The pair argues that the government’s decision to certify the end of the policy on July 22 was “inaccurate” because the House has “not received copies of the revised regulations and a summary of all the specific policy changes.” From the letter:

[W]e now understand that certain regulations and policies necessary for implementation will have to undergo a review and comment period before they can be effective and that this period is not scheduled to begin until September 20th. Ne need for review and comment before these regulations and policies can be effective directly contravenes the July 22 certifications. The Department is not ready to implement the repeal because all the policies and regulations necessary for the transition are not yet final. [...]

Mr. Secretary, we trust that you will see the risk of moving forward with repeal without giving service members and their leaders adequate time to study, understand and prepare themselves to implement the revised policies and regulations that they will need to be successful.
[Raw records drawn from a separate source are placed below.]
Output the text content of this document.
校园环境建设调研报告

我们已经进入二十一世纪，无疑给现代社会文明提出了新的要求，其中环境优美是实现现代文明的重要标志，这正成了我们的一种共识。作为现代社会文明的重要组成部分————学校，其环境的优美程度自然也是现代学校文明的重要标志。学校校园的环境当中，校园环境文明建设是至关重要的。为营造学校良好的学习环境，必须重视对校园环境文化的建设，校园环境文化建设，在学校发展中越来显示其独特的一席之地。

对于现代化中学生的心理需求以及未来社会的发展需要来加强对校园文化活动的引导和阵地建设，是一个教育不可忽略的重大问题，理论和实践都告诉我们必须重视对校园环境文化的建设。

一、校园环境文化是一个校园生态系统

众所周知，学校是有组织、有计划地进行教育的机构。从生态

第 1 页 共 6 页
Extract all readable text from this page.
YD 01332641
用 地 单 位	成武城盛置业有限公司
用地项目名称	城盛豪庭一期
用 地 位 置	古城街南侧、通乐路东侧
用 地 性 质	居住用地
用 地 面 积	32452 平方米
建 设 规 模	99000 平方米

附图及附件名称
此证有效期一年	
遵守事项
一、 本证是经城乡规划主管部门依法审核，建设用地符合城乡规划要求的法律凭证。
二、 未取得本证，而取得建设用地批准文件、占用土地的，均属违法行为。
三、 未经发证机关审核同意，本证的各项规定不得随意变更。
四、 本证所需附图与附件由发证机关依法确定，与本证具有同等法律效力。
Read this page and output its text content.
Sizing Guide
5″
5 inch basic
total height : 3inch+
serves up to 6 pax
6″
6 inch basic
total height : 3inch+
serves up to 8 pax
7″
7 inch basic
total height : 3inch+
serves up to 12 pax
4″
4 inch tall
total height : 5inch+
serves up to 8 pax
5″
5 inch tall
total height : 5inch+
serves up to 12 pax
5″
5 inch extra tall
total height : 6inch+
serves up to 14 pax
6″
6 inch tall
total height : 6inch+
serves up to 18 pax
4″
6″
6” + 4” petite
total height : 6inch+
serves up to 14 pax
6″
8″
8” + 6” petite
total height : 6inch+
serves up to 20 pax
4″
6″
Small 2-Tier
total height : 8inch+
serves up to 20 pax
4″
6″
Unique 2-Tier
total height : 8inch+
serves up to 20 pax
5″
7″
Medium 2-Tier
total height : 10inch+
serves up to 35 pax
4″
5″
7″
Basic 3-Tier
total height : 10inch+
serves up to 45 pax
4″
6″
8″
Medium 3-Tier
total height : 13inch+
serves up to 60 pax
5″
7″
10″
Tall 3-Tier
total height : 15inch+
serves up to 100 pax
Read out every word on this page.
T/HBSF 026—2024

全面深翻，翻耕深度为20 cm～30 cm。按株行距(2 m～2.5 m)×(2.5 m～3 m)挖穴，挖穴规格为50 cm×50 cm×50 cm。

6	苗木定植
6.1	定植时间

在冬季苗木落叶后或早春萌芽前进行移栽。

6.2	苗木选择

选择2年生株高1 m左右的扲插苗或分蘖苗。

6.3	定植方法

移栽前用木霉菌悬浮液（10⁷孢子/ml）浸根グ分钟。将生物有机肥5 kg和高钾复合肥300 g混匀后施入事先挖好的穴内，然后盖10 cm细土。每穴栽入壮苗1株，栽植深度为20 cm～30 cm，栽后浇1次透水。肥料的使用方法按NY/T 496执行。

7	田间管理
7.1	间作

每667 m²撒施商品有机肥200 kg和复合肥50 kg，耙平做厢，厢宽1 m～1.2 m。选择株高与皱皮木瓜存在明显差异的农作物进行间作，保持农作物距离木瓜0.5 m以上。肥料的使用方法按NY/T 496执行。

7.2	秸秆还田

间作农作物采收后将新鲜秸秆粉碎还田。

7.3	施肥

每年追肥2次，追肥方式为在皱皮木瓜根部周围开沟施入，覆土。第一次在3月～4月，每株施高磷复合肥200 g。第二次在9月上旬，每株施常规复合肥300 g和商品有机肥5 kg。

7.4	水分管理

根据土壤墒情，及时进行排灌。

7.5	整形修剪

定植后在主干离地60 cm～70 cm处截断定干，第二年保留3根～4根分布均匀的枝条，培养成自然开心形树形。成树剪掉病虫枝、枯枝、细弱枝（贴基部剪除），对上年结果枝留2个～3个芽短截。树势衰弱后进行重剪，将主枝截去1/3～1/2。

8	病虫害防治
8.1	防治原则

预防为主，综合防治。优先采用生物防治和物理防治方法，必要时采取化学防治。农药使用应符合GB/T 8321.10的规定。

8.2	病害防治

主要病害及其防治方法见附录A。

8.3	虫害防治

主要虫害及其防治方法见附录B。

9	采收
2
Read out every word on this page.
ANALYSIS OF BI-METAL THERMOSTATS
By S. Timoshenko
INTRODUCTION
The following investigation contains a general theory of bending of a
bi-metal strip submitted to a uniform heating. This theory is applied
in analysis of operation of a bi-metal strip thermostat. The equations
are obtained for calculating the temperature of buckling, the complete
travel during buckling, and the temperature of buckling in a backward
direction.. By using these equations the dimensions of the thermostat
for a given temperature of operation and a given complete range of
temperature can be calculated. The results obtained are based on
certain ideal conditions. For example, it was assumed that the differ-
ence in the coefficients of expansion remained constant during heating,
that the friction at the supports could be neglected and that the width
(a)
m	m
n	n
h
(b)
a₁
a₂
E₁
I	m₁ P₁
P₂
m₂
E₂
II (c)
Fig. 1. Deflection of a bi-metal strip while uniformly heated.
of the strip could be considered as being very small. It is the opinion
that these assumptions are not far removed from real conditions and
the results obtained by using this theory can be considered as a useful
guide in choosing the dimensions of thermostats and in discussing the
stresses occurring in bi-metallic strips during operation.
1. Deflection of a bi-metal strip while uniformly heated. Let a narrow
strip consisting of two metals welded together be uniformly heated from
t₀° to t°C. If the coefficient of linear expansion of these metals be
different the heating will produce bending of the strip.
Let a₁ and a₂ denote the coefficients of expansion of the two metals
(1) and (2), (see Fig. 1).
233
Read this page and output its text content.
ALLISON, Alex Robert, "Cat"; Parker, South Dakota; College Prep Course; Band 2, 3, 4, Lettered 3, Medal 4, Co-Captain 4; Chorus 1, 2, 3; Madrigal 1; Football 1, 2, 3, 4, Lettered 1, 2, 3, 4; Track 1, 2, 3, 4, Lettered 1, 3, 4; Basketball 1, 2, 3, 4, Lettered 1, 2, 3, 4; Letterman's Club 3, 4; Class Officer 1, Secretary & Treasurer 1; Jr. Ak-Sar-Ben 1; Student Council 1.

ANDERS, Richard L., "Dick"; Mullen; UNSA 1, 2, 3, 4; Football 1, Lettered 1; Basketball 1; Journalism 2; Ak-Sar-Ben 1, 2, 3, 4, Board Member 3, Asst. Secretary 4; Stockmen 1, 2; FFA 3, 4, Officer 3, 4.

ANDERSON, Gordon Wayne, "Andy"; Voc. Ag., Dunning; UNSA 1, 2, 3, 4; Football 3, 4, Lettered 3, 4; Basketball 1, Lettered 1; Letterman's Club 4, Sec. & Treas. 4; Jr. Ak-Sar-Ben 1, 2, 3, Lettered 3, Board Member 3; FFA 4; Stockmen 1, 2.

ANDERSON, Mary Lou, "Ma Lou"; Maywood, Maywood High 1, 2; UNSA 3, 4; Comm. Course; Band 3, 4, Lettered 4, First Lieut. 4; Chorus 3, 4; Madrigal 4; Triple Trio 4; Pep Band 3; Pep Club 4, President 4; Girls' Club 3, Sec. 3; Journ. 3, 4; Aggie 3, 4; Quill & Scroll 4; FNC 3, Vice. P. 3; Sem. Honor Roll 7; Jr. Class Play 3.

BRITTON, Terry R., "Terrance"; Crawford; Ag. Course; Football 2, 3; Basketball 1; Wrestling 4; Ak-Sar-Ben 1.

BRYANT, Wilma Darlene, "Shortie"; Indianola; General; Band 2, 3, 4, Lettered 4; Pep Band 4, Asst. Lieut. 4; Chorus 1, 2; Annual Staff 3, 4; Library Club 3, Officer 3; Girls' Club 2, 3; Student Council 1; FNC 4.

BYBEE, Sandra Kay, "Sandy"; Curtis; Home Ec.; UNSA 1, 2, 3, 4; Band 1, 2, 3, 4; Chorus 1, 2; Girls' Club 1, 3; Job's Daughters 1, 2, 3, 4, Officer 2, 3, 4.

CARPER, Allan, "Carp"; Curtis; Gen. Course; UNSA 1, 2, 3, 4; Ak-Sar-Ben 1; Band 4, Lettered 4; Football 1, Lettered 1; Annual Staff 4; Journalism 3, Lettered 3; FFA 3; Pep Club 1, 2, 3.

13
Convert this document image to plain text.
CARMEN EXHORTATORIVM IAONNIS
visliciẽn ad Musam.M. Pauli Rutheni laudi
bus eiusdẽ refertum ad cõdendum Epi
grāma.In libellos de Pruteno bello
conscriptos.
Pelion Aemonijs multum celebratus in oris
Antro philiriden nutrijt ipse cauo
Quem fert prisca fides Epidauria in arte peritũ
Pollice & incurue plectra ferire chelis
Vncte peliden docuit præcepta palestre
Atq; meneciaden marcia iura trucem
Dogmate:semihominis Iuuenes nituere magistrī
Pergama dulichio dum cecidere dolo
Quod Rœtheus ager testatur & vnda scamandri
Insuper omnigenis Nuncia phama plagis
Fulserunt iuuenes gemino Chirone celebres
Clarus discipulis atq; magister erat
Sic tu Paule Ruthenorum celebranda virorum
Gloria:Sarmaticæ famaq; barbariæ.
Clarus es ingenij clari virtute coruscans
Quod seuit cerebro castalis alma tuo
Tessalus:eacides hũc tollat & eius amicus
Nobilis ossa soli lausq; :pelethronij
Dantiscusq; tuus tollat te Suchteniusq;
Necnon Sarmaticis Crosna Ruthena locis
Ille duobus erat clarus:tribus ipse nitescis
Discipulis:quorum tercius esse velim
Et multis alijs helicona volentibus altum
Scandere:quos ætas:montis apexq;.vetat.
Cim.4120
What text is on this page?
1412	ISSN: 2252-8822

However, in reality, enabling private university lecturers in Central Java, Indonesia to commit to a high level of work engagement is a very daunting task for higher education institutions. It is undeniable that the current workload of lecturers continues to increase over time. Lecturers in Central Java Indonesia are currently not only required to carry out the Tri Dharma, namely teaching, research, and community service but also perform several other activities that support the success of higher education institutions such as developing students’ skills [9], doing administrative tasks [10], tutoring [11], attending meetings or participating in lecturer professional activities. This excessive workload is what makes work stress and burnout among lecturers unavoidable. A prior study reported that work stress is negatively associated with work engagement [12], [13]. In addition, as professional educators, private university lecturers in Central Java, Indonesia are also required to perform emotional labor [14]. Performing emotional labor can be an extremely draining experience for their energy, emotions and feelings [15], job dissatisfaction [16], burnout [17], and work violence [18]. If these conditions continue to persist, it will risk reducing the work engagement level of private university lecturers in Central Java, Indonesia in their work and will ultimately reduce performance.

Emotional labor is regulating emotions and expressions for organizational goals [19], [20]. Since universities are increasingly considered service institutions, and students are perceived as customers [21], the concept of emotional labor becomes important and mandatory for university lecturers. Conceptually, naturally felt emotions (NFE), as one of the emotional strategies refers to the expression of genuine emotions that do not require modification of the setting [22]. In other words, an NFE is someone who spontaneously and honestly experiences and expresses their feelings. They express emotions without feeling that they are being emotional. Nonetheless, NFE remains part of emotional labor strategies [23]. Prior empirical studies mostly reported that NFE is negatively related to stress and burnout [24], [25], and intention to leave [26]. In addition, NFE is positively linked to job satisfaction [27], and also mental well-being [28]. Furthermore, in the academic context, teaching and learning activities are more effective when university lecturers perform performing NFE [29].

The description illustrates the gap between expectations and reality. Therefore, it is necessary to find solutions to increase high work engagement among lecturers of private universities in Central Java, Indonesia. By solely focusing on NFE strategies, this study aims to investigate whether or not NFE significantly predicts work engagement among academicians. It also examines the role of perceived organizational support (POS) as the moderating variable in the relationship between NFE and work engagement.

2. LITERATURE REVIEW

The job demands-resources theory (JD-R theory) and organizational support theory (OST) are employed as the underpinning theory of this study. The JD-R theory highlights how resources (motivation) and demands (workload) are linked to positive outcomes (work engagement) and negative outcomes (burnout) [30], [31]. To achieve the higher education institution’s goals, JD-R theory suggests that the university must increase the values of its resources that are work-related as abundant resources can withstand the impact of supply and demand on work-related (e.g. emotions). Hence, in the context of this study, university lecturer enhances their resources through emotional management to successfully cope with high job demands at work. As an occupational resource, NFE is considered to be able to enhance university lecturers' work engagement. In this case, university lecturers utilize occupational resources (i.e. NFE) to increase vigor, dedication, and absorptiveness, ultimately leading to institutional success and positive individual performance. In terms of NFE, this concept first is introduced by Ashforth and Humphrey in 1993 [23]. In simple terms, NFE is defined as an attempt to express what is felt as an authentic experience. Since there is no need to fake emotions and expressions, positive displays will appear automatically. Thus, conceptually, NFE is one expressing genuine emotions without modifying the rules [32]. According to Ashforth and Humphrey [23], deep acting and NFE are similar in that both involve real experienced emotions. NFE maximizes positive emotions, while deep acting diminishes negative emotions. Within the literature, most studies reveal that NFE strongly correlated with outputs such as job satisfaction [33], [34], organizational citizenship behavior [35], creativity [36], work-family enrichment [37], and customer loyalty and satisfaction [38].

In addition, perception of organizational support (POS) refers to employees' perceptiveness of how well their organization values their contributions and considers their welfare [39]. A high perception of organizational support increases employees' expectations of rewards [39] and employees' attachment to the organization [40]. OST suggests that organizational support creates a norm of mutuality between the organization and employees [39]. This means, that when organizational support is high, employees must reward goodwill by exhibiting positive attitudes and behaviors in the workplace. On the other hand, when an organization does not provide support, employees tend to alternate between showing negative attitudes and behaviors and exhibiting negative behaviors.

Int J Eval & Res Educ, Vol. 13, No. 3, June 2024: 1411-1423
The Pentagon has denied the request, saying, “The repeal of Don’t Ask Don’t Tell will occur, in accordance with the law and after a rigorous certification process, on September 20. Senior Department of Defense officials have advised Congress of changes to regulations and policies associated with repeal. We take that obligation seriously.”

Yesterday, Gen. Carter Ham, who co-chaired the Pentagon’s study group examining the consequences of repealing Don’t Ask, Don’t Tell, predicted that lifting the ban against open service is likely to prove “pretty inconsequential.” Ham told the Associated Press that conservative groups may still speak out in support of the policy, but those inside the military will adopt a business-as-usual attitude.